FPÖ: Jugendpaket der SPÖ mit Mängeln

Hofer: Lehrlingskosten während Berufsschulzeit müssen von öffentlicher Hand finanziert werden

Wien (OTS) - Differenziert bewertet die FPÖ das von der SPÖ vorgestellte Jugendpaket. FPÖ-Vizebundesparteiobmann Norbert Hofer stellt die Umsetzbarkeit in Frage und bezweifelt, daß mit "diesem simplifizierten Programm" die Jugendarbeitslosigkeit halbiert werden kann.

Norbert Hofer: "Das Versprechen, die Jugendarbeitslosigkeit zu halbieren, muß als Wahlversprechen bewertet werden. Ich beurteile das gebührenfreie Nachholen des Hauptschulabschlusses positiv. Daß damit aber nach der Osterweiterung im Niedriglohnsektor keine viel größeren Chancen auf einen Arbeitsplatz verbunden sind, das ist wohl jedermann klar, der schon einmal einen Privatbetrieb von innen gesehen hat."

Kritisch sieht Hofer vor allem die Schaffung eines Lehrlingsfonds als Lastenausgleich zwischen den Betrieben. "Nicht jeder Betrieb ist in der Lage, Lehrlinge auszubilden. Vor allem Kleinstbetriebe in Nischenbranchen wären also die Leidtragenden dieses Konzeptes."

Die FPÖ gibt zu bedenken, daß es für die Beschäftigung von Behinderten seit vielen Jahren ein ähnliches Modell in Österreich gibt. Und hier erfüllen nicht einmal die Ministerien die vorgeschriebenen Quoten.

Hofer: "Und ich glaube auch nicht, daß regionale Jugendbeschäftigungsgipfel arbeitslosen Jugendlichen tatsächlich helfen. Solche Einrichtungen verkommen in der Praxis zu politischen Quatschbuden, die der Profilierung lokaler Parteigrößen dienen."
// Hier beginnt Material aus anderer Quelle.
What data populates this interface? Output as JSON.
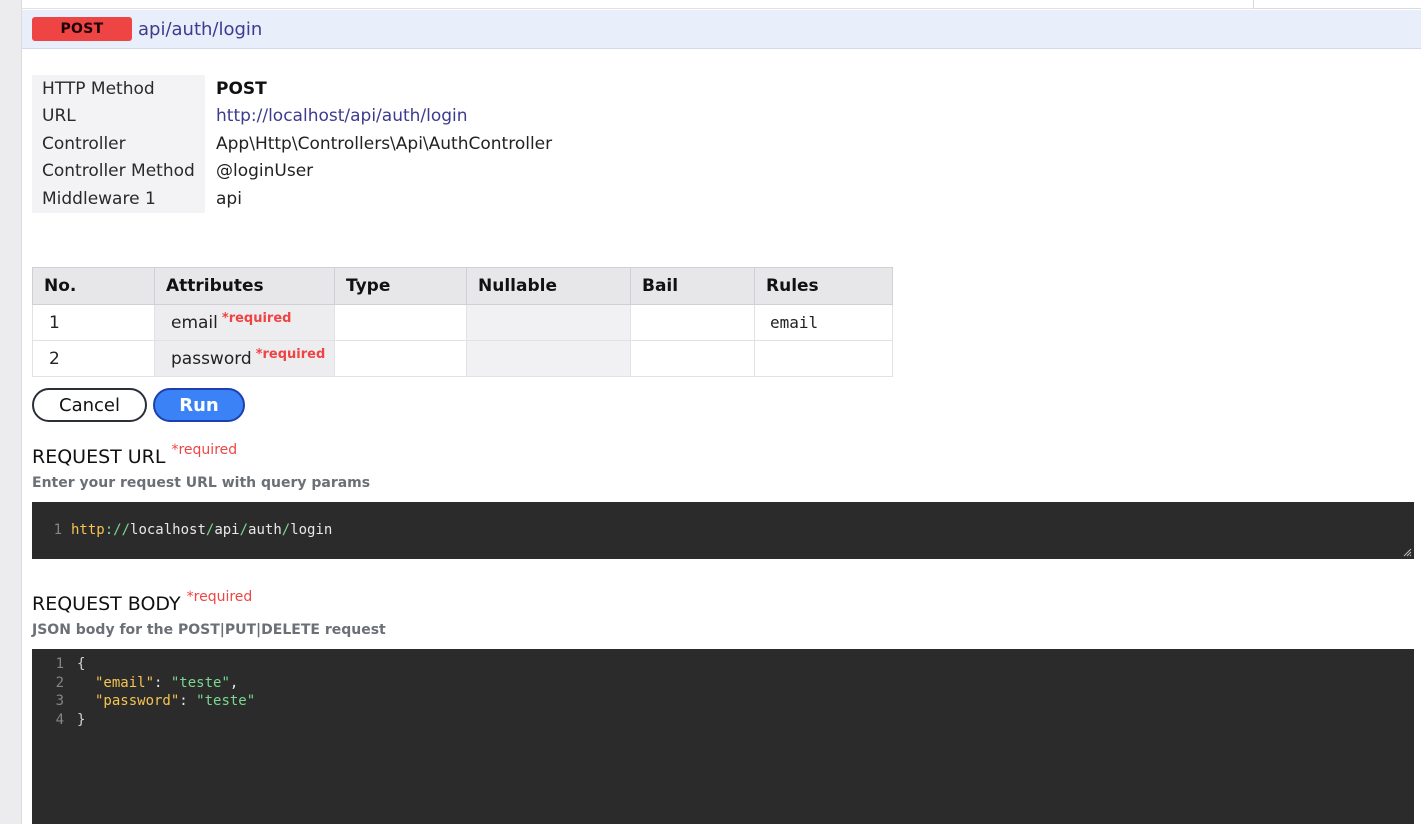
{
  "endpoint": {
    "method": "POST",
    "path": "api/auth/login"
  },
  "info": [
    {
      "key": "HTTP Method",
      "value": "POST"
    },
    {
      "key": "URL",
      "value": "http://localhost/api/auth/login"
    },
    {
      "key": "Controller",
      "value": "App\\Http\\Controllers\\Api\\AuthController"
    },
    {
      "key": "Controller Method",
      "value": "@loginUser"
    },
    {
      "key": "Middleware 1",
      "value": "api"
    }
  ],
  "attributes": {
    "headers": [
      "No.",
      "Attributes",
      "Type",
      "Nullable",
      "Bail",
      "Rules"
    ],
    "rows": [
      {
        "no": "1",
        "name": "email",
        "required": "*required",
        "type": "",
        "nullable": "",
        "bail": "",
        "rules": "email"
      },
      {
        "no": "2",
        "name": "password",
        "required": "*required",
        "type": "",
        "nullable": "",
        "bail": "",
        "rules": ""
      }
    ]
  },
  "buttons": {
    "cancel": "Cancel",
    "run": "Run"
  },
  "request_url": {
    "title": "REQUEST URL",
    "required": "*required",
    "subtitle": "Enter your request URL with query params",
    "line_numbers": [
      "1"
    ],
    "parts": {
      "scheme": "http",
      "sep1": "://",
      "host": "localhost",
      "sep2": "/",
      "seg1": "api",
      "sep3": "/",
      "seg2": "auth",
      "sep4": "/",
      "seg3": "login"
    }
  },
  "request_body": {
    "title": "REQUEST BODY",
    "required": "*required",
    "subtitle": "JSON body for the POST|PUT|DELETE request",
    "line_numbers": [
      "1",
      "2",
      "3",
      "4"
    ],
    "open_brace": "{",
    "close_brace": "}",
    "fields": [
      {
        "key": "\"email\"",
        "colon": ": ",
        "value": "\"teste\"",
        "trail": ","
      },
      {
        "key": "\"password\"",
        "colon": ": ",
        "value": "\"teste\"",
        "trail": ""
      }
    ]
  },
  "colors": {
    "method_badge": "#ef4444",
    "run_button": "#3b82f6",
    "required": "#ef4444",
    "editor_bg": "#2b2b2b",
    "header_bg": "#e9eefb"
  }
}
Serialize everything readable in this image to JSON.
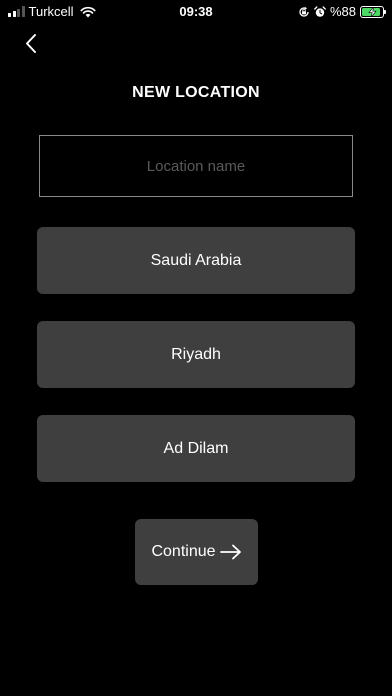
{
  "status_bar": {
    "carrier": "Turkcell",
    "time": "09:38",
    "battery_percent": "%88",
    "battery_level": 0.88,
    "battery_color": "#4cd964",
    "icons": [
      "signal-icon",
      "wifi-icon",
      "orientation-lock-icon",
      "alarm-icon",
      "battery-icon",
      "charging-bolt-icon"
    ]
  },
  "header": {
    "back_icon": "chevron-left-icon",
    "title": "NEW LOCATION"
  },
  "form": {
    "location_name_placeholder": "Location name",
    "location_name_value": "",
    "country": "Saudi Arabia",
    "city": "Riyadh",
    "district": "Ad Dilam"
  },
  "actions": {
    "continue_label": "Continue",
    "continue_icon": "arrow-right-icon"
  }
}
Die FPÖ schlägt als Anreiz zur Einstellung von Lehrlingen und um der dualen Ausbildung wieder zu einem höheren Stellenwert zu verhelfen vor, die Kosten der Berufsschulzeit von der öffentlichen Hand begleichen zu lassen. Dies soll auch eine Ausgleichsmaßnahme zu den Schülern mittlerer und höherer Schulen darstellen, denen der Staat ihre Bildung zum überwiegenden Teil bezahlt.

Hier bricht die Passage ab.